Even when he takes a huge fall, Spider-Man comes out on top.

Sony's "Spider-Man 3" took in $60 million in its second weekend, a hefty 60 percent drop from its record debut a week earlier but good enough to easily outdistance the competition and remain the No. 1 movie, according to studio estimates Sunday.

"After a record-breaking opening weekend, to me this is an appropriate second-weekend drop," said Paul Dergarabedian, president of box-office tracker Media By Numbers. "Any studio would be happy to have a movie opening with $60 million, let alone a second weekend with $60 million."

With $242.1 million domestically in just 10 days, "Spider-Man 3" continued to beat the box-office pace of its predecessors. After 10 days, 2002's "Spider-Man" had grossed $223 million, while 2004's "Spider-Man 2" had taken in $225 million.

"Spider-Man 3" quickly became the year's top-grossing film, hurtling past "300," the Warner Bros. battle epic that has taken in $208 million.

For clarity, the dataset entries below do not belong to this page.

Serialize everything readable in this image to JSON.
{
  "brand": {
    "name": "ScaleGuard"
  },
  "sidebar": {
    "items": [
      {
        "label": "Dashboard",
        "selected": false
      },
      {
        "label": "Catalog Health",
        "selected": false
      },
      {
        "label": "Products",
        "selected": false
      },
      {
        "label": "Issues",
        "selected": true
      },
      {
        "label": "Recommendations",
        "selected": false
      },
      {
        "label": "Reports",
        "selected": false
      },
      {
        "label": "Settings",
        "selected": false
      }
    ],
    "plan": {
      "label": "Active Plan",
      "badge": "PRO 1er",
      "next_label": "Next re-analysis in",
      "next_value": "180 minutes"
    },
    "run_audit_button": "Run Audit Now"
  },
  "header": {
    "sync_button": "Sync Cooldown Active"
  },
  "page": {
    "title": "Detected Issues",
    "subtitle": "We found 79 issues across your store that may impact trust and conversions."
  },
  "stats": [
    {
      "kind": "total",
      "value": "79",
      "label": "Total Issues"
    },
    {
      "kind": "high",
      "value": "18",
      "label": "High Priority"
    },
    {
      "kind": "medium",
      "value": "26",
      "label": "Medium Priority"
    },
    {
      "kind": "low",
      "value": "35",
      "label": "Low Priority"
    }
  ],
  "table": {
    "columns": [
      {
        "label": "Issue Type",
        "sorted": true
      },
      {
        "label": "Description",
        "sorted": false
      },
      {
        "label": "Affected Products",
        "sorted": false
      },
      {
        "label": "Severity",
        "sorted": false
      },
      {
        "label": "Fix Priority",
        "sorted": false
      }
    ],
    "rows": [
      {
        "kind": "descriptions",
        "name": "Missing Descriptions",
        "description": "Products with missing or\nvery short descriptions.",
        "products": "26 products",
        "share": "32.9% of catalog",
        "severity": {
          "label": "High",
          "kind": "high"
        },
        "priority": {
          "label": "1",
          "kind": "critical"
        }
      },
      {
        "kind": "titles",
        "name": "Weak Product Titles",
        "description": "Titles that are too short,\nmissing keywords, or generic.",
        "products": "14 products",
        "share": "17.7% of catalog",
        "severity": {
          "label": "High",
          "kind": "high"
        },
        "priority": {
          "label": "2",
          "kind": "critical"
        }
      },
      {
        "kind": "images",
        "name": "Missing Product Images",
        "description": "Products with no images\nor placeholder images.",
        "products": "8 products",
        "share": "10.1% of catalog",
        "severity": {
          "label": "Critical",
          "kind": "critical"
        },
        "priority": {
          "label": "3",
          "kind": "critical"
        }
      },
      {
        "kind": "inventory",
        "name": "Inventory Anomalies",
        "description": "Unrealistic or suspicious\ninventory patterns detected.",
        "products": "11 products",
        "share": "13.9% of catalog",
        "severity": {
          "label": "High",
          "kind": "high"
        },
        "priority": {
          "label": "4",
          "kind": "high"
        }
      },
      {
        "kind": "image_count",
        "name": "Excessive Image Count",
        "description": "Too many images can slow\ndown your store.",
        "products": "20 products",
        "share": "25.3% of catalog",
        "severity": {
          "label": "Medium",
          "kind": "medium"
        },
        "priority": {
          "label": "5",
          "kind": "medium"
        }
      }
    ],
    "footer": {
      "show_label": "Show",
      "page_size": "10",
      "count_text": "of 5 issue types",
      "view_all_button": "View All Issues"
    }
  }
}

Second-weekend drops for successful studio films typically are well below 50 percent. But "Spider-Man 3" shattered records with $151.1 million in its first weekend, making a big decline virtually inevitable since so many people already had seen the film.

"When you're in that stratosphere, we had to assume we would be in the range of a 60 percent drop," said Rory Bruer, head of distribution for Sony.

The weekend's other new movies had fair to poor openings.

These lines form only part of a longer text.